Am 26.08.2016 um 16:25 schrieb Peter Nabbefeld:
Am 26.08.2016 um 15:16 schrieb Emily Shepherd via arch-general:
On Fri, Aug 26, 2016 at 01:30:36PM +0200, Peter Nabbefeld wrote:
Adapter: ISA adapter
Physical id 0: +53.0°C (high = +84.0°C, crit = +100.0°C)
Core 0: +53.0°C (high = +84.0°C, crit = +100.0°C)
Core 1: +48.0°C (high = +84.0°C, crit = +100.0°C)
Core 2: +51.0°C (high = +84.0°C, crit = +100.0°C)
Core 3: +49.0°C (high = +84.0°C, crit = +100.0°C)
Am 26.08.2016 um 12:30 schrieb Rodrigo Rivas via arch-general:
It doesn't seem that your system is missing the fan, at least the CPU
temperature looks just fine.
Can you try to load the CPU some more to see if it heats up too much.
What I mean is that maybe before the fan was at top speed when it
wasn't actually needed, and now it is working better...
After installing Linux 4.7.2, the situation seems to be better, but
not as good as before.
Fan is running and speed is rising, but obviously not to its maximum.
Before I got Linux 4.7, the fan was really loud, when I used some
graphics - now the max speed seems to be limited.

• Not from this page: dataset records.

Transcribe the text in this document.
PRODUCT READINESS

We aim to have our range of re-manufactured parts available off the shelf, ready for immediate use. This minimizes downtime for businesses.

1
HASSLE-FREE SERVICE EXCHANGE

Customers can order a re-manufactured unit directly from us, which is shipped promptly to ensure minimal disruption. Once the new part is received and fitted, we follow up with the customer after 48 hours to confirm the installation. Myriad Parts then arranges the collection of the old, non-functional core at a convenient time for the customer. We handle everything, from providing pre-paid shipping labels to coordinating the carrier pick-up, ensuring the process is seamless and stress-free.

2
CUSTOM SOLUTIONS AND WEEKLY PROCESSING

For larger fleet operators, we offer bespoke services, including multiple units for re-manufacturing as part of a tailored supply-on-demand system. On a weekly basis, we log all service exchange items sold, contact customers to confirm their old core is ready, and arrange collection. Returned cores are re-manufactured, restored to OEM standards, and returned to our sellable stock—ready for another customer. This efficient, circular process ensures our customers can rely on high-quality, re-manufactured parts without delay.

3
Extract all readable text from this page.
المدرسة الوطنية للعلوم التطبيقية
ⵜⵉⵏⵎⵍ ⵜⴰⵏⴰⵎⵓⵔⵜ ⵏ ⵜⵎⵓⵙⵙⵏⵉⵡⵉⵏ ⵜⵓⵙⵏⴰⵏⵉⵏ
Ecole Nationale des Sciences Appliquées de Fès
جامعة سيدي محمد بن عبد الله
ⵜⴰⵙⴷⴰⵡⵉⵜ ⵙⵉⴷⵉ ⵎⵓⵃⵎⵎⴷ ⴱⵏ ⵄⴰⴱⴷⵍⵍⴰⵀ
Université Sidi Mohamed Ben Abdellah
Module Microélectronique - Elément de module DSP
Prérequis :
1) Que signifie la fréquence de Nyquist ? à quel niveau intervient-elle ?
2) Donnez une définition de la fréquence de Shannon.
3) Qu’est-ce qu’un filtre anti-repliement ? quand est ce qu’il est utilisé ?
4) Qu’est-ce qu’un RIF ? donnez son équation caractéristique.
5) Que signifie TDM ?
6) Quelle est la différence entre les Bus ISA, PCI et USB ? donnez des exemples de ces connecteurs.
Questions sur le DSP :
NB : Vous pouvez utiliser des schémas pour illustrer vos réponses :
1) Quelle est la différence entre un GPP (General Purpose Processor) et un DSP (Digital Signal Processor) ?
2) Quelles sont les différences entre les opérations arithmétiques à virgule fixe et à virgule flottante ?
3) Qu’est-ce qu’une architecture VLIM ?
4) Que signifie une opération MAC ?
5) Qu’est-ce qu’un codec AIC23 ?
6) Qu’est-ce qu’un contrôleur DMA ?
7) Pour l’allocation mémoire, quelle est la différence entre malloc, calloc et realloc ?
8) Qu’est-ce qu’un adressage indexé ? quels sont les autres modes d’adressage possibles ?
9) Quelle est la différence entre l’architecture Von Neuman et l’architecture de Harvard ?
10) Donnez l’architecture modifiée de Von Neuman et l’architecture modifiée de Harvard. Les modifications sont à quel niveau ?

As Rodrigo says, I wouldn't expect your fan to be running at full speed
for temperatures like that. With your new setup are you ever reaching
higher temperatures? If not, that seems like a good thing, surely? You
wouldn't want your computer to be regularly overheating through standard
use...
Emily
This temperature seems to be "normal" currently. Given environment
temperature is above 30 degrees, so I'd guess this not too high for a
laptop (as there's not much space in the case).
However, using some graphics, temperature arises even above 80 degrees,
that's much too high, so I'd expect the fan to rise speed, but the
amount is too few, cooling is not really successful.
As I'm neither a hardware nor a linux expert, I'd need some support to
find out what happens. First, I'd like to get some info about fan speed
- "sensors -u" is not sufficient.
Kind regards
Peter
Thank You altogether for help!
As I've been told in some other discussion, it's usual that laptop CPUs
get very hot - so I'll stop to further investigate, for the moment.